The long years of civil war in Angola and Mozambique has given birth to robust developing economies that have heeded the lessons of their past. This has led to a dramatic role reversal that sees more flights loaded with Portuguese citizens fleeing the harsh economic reality in Portugal and Southern Europe, especially leaving through Lisbon to Luanda and Maputo respectively, than Angolans or Mozambicans heading to the Old Continent. Instead, in our case more Nigerians flock the British, American and Canadian high commissions and embassies aimlessly in search of visas.

In the light of our exploitative political system, a faltering educational system, vulnerable defence mechanisms, corrupt policing/security outfits and a baseless foreign policy that immediately makes us prey to any country with a higher Gross Domectic Product (GDP) ratio, even for me as an adult it still feels tempting to repeat my young nephews question albeit from a different perspective: Was there a war in Nigeria? And if yes, did we really learn anything?
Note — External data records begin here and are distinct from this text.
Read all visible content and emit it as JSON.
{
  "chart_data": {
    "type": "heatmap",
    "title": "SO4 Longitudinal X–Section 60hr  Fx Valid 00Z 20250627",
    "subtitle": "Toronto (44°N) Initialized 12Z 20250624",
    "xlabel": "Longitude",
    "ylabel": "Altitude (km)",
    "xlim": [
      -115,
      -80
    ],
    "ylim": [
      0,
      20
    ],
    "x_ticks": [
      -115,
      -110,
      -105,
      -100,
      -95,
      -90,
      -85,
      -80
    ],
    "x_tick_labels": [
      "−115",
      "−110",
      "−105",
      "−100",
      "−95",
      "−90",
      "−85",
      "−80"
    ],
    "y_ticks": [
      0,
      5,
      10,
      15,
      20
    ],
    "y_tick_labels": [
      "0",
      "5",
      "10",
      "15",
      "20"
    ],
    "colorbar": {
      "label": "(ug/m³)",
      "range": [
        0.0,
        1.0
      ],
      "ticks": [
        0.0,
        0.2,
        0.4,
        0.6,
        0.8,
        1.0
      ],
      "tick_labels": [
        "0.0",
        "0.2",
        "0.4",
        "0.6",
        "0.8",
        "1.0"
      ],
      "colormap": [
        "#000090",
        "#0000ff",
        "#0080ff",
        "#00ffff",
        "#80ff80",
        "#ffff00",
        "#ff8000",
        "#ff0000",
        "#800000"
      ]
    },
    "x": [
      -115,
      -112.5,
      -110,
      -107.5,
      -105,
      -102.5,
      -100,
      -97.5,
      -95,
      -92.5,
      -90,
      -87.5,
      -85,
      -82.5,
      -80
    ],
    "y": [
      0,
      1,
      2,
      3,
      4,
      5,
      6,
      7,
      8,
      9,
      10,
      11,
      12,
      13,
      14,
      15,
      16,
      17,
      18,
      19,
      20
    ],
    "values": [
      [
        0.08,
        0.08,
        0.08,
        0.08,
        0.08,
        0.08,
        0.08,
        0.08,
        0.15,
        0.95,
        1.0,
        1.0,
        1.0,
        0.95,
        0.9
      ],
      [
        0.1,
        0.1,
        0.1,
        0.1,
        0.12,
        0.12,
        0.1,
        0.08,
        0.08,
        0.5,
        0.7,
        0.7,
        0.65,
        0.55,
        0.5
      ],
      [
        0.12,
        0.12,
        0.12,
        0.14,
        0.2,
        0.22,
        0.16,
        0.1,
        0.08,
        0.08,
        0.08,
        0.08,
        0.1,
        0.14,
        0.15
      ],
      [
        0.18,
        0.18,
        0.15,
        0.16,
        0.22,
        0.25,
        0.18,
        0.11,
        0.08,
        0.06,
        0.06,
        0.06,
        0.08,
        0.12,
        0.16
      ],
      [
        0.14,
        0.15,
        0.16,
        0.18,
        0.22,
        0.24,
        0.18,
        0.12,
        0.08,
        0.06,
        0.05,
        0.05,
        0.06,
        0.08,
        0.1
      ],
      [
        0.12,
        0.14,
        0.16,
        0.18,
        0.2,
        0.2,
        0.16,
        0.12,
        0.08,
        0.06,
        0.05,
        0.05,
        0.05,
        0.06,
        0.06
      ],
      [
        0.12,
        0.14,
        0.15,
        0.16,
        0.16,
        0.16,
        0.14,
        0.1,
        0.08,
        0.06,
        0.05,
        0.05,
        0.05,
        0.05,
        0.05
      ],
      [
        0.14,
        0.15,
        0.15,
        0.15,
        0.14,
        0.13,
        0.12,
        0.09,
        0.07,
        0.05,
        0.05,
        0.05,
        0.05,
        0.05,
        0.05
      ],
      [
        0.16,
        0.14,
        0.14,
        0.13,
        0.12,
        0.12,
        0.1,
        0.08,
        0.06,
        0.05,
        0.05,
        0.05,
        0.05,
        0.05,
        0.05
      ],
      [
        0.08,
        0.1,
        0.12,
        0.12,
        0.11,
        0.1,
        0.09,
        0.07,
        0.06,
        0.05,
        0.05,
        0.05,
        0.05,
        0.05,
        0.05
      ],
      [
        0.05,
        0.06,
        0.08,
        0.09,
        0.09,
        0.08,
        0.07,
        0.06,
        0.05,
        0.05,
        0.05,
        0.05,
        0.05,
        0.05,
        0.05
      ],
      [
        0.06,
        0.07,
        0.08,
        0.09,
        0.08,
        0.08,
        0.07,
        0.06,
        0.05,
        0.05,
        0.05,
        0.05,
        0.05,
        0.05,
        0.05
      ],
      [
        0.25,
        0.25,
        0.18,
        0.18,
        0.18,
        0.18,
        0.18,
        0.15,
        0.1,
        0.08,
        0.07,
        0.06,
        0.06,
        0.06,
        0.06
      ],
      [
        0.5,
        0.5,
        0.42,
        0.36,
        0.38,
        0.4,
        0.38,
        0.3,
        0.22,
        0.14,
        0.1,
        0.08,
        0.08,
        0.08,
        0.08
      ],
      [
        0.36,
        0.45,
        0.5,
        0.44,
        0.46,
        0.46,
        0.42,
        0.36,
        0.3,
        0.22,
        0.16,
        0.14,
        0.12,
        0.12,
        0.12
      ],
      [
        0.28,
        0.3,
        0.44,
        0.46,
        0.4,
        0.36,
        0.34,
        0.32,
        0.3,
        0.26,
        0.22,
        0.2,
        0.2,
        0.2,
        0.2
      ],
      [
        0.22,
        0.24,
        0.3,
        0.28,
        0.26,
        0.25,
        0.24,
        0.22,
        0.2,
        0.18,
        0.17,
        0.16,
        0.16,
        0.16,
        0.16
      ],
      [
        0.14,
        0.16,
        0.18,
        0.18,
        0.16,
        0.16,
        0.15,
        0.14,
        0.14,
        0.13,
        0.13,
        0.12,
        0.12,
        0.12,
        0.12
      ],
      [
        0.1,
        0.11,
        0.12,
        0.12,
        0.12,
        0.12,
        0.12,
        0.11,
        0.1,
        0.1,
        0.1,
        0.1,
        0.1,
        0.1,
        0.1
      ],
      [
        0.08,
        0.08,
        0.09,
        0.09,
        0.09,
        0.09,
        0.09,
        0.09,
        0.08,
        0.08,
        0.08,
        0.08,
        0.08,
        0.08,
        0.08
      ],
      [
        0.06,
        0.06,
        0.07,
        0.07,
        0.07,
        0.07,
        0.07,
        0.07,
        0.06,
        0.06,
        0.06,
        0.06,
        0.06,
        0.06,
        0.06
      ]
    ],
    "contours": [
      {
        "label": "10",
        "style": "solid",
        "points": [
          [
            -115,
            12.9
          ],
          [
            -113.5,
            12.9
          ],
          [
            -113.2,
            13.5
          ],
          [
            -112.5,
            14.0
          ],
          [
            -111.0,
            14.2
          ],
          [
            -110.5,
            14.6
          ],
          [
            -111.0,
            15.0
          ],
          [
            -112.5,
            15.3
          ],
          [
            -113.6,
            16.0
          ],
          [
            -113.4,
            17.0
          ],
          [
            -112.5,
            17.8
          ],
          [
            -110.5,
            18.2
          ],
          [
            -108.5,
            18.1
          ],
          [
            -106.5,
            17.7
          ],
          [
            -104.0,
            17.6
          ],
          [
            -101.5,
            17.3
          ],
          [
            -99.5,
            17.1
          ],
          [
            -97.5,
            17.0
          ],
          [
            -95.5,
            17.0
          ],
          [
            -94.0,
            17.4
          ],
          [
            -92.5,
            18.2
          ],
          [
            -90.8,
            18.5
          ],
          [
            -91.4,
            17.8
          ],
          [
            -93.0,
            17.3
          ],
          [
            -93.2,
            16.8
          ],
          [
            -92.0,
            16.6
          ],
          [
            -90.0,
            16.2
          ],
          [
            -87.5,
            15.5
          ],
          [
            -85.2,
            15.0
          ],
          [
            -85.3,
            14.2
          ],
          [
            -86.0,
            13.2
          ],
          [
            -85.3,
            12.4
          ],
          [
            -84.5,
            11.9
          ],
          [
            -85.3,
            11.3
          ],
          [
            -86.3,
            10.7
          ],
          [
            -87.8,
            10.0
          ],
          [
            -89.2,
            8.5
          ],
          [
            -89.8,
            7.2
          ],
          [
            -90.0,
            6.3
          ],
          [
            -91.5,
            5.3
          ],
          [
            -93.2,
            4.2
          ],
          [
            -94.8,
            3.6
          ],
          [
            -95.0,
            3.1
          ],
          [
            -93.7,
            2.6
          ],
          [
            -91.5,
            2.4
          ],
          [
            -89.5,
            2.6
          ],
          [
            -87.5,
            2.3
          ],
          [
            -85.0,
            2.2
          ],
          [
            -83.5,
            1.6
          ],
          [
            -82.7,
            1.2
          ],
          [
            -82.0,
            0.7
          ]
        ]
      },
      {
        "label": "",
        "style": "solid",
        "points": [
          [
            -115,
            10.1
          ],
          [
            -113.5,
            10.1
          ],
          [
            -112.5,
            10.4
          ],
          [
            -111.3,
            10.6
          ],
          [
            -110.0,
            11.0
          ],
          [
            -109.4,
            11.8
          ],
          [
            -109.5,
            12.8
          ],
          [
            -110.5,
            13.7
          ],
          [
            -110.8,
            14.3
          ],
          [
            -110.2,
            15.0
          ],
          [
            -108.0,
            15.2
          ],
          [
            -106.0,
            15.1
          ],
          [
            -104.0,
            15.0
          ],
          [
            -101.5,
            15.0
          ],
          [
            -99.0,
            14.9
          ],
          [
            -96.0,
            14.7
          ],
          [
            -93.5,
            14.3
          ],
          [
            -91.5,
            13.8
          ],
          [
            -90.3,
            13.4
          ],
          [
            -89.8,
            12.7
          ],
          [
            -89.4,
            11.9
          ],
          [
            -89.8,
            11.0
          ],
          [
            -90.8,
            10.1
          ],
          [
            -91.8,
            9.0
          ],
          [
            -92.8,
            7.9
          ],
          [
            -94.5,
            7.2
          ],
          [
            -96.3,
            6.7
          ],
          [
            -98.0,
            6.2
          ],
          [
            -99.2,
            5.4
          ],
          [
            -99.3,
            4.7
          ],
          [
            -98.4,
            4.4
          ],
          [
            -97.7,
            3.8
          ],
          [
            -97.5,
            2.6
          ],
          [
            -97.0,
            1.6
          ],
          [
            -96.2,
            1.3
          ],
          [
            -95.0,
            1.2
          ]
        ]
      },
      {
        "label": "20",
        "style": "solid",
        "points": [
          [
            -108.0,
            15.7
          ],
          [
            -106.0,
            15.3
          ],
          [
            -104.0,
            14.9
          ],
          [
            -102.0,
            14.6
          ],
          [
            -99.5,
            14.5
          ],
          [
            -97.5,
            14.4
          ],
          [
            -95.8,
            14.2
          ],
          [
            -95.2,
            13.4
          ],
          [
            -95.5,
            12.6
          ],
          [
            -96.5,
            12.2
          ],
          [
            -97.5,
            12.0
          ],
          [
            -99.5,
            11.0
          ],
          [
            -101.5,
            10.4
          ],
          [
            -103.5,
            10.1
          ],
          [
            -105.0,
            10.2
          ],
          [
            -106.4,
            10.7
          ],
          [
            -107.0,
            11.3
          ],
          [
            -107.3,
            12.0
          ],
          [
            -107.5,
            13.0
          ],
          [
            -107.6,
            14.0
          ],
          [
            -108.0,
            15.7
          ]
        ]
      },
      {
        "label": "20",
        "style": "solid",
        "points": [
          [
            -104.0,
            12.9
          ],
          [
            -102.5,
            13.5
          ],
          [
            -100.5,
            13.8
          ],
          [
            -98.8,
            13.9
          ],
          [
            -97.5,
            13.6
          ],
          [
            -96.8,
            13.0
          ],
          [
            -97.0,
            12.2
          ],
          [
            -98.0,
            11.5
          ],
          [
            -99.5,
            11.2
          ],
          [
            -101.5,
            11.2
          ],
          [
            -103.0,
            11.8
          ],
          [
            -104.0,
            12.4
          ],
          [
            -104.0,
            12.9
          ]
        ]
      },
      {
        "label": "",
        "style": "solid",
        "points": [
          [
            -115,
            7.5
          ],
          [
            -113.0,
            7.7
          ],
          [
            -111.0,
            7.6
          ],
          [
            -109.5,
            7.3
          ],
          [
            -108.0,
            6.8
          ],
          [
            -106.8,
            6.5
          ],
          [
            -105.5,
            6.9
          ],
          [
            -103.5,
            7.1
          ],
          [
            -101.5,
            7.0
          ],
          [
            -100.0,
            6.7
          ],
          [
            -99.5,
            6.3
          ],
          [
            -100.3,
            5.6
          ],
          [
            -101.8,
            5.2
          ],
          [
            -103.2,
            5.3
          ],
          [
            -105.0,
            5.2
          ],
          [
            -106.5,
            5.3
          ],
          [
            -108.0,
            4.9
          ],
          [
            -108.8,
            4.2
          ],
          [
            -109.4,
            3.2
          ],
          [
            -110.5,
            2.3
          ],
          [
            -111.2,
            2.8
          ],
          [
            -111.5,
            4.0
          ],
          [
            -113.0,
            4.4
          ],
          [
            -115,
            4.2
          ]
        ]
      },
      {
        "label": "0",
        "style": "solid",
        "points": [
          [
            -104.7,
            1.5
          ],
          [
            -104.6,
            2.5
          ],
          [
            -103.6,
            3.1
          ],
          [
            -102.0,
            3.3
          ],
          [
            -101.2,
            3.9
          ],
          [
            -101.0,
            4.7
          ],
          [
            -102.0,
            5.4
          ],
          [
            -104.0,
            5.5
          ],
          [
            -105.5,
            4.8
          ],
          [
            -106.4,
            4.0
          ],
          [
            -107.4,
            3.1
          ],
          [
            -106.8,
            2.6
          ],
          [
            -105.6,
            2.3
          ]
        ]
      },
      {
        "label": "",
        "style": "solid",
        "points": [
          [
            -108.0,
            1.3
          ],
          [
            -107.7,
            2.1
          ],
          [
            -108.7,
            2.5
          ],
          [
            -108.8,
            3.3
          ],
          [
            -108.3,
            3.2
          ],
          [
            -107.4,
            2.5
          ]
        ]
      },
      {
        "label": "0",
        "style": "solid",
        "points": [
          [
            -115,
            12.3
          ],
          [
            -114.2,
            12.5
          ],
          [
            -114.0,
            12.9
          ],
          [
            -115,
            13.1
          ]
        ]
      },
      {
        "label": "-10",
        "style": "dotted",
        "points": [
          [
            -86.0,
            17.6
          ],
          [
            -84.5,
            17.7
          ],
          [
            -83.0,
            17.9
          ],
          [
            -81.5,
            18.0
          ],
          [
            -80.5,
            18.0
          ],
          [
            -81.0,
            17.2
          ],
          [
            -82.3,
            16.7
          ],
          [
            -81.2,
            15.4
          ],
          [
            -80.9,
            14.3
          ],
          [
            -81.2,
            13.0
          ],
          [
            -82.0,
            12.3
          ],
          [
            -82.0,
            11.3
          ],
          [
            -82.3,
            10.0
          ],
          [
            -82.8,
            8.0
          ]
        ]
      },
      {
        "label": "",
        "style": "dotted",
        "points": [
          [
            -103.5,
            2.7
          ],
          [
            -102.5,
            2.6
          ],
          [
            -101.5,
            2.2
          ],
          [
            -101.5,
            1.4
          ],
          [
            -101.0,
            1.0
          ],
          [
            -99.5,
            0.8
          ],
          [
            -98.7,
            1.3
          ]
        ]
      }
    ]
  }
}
I will end with the great opinion of the distinguished Senator Fulbright of the United States as beautifully quoted by his then protégé Bill Clinton in his memoir: “We can’t change society too much through the courts. Most of it has to come through the political system. Even if it takes longer, it’s more likely to stick.”
Emediong, a public speaker, writes from Abuja
Tel: +2348088294518
Email: medibonie@gmail.com



2 Comments
  • Efeturi Ojakaminor

    Just to buttress your point, have we any credible written history of the Nigerian civil war today? Do we take history seriously in our country? We must remember that as the Yorubas have it, a river that forgets its source will surely dry up.

  • Izeobor

    A lot of books have been written on the Nigerian civil war or what many authors prefer to term the Biafran war. Both Nigerian and foreign authors such as Madiebbo, Fredrick Forsyth, St. John de Jorre(the spelling may not be correct), and so on were out there. The reason we may not have revisitation of publications regarding the war may stem from patronage/profitability, and more or less the sentimentality of the issue of war vis -a -vis tribalisation of the war. OBJ will not accept the viewpoint of late Ojukwu on the reasons for the war(pogrom against the Igbos) and what really happened. Gowon will not accept his inexperience if it was mentioned by any author, and a host of other Nigerian factors. So, who will take a venture that will not be profitable?